Progress in polycrystalline HgI2 used for X-ray imaging detectors

Use of physical vapor deposition (PVD) of polycrystalline HgI₂ films on Si-TFT arrays brought about a breakthrough in the use of HgI₂ for large area pixellated X-ray imaging. Latest advances in the deposition process led to full-texture high-density films, with highly orientated crystallites, as evidenced for example by X-ray diffraction (XRD) and scanning electron microscopy (SEM). The good structural data also yielded excellent electrical charge transport properties, which approached those of single crystals. Transient charge transport (TCT) with alpha-particle near-surface absorption was used to measure carrier mobility, trapping time, and surface recombination velocity for each sample. Typical electron and hole mobility of high quality polycrystalline HgI₂ films were μ_n = 88 cm²/V · s and μ_p = 4.1 cm²/V · s, respectively. Trapping times were τ_n ≅ 18 μs and τ_p ≅ 3.5 μs, and surface recombination velocities s_n ≅ 1.4 × 10⁵ cm/s and s_p ≅ 3.7 × 10³ cm/s.
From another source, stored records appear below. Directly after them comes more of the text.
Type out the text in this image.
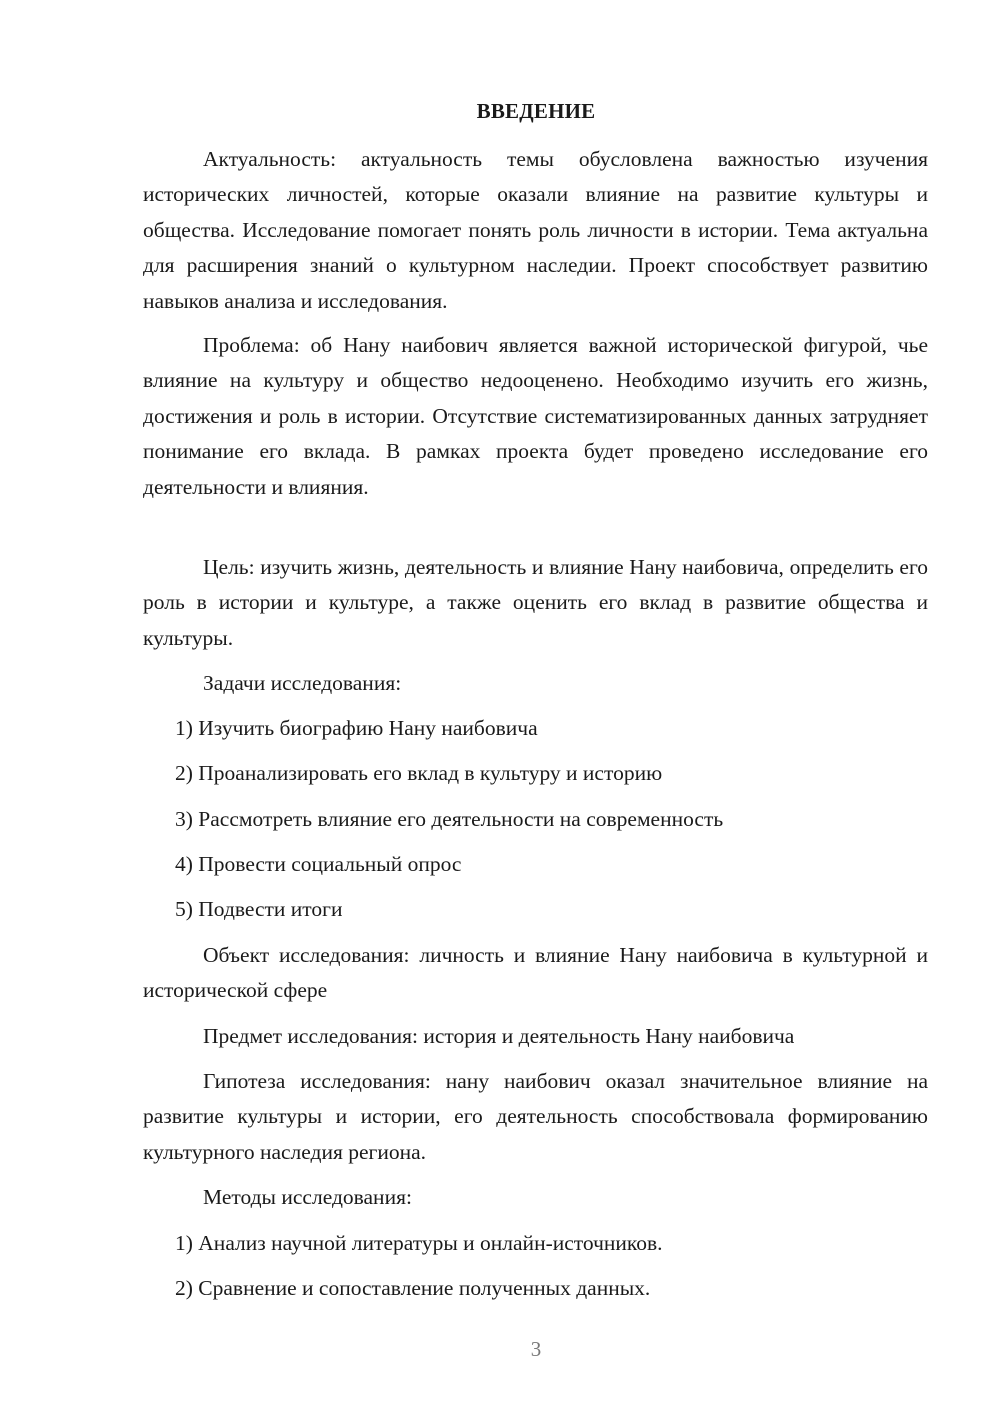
ВВЕДЕНИЕ

Актуальность: актуальность темы обусловлена важностью изучения исторических личностей, которые оказали влияние на развитие культуры и общества. Исследование помогает понять роль личности в истории. Тема актуальна для расширения знаний о культурном наследии. Проект способствует развитию навыков анализа и исследования.

Проблема: об Нану наибович является важной исторической фигурой, чье влияние на культуру и общество недооценено. Необходимо изучить его жизнь, достижения и роль в истории. Отсутствие систематизированных данных затрудняет понимание его вклада. В рамках проекта будет проведено исследование его деятельности и влияния.

Цель: изучить жизнь, деятельность и влияние Нану наибовича, определить его роль в истории и культуре, а также оценить его вклад в развитие общества и культуры.

Задачи исследования:

1) Изучить биографию Нану наибовича

2) Проанализировать его вклад в культуру и историю

3) Рассмотреть влияние его деятельности на современность

4) Провести социальный опрос

5) Подвести итоги

Объект исследования: личность и влияние Нану наибовича в культурной и исторической сфере

Предмет исследования: история и деятельность Нану наибовича

Гипотеза исследования: нану наибович оказал значительное влияние на развитие культуры и истории, его деятельность способствовала формированию культурного наследия региона.

Методы исследования:

1) Анализ научной литературы и онлайн-источников.

2) Сравнение и сопоставление полученных данных.

3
The performance of these detectors as spectrometers in a standard nuclear spectroscopy system was evaluated. We used a gamma source of ²⁴¹Am with the characteristic 59.6 keV gamma photo-peak. The full width at half maximum (FWHM) of the detector photo peak depended on its charge transport properties. High quality polycrystalline HgI₂ film detectors yield a peak of approximately 38 keV FWHM, while lower quality ones yield a much broader peak of FWHM > 70 keV. Such widths are still inferior to those of a single crystal (typically ∼5 keV), yet the results suggest that further improvement through optimization of manufacturing conditions is possible. The talk reviews our past efforts, recent new results, and plans for the future.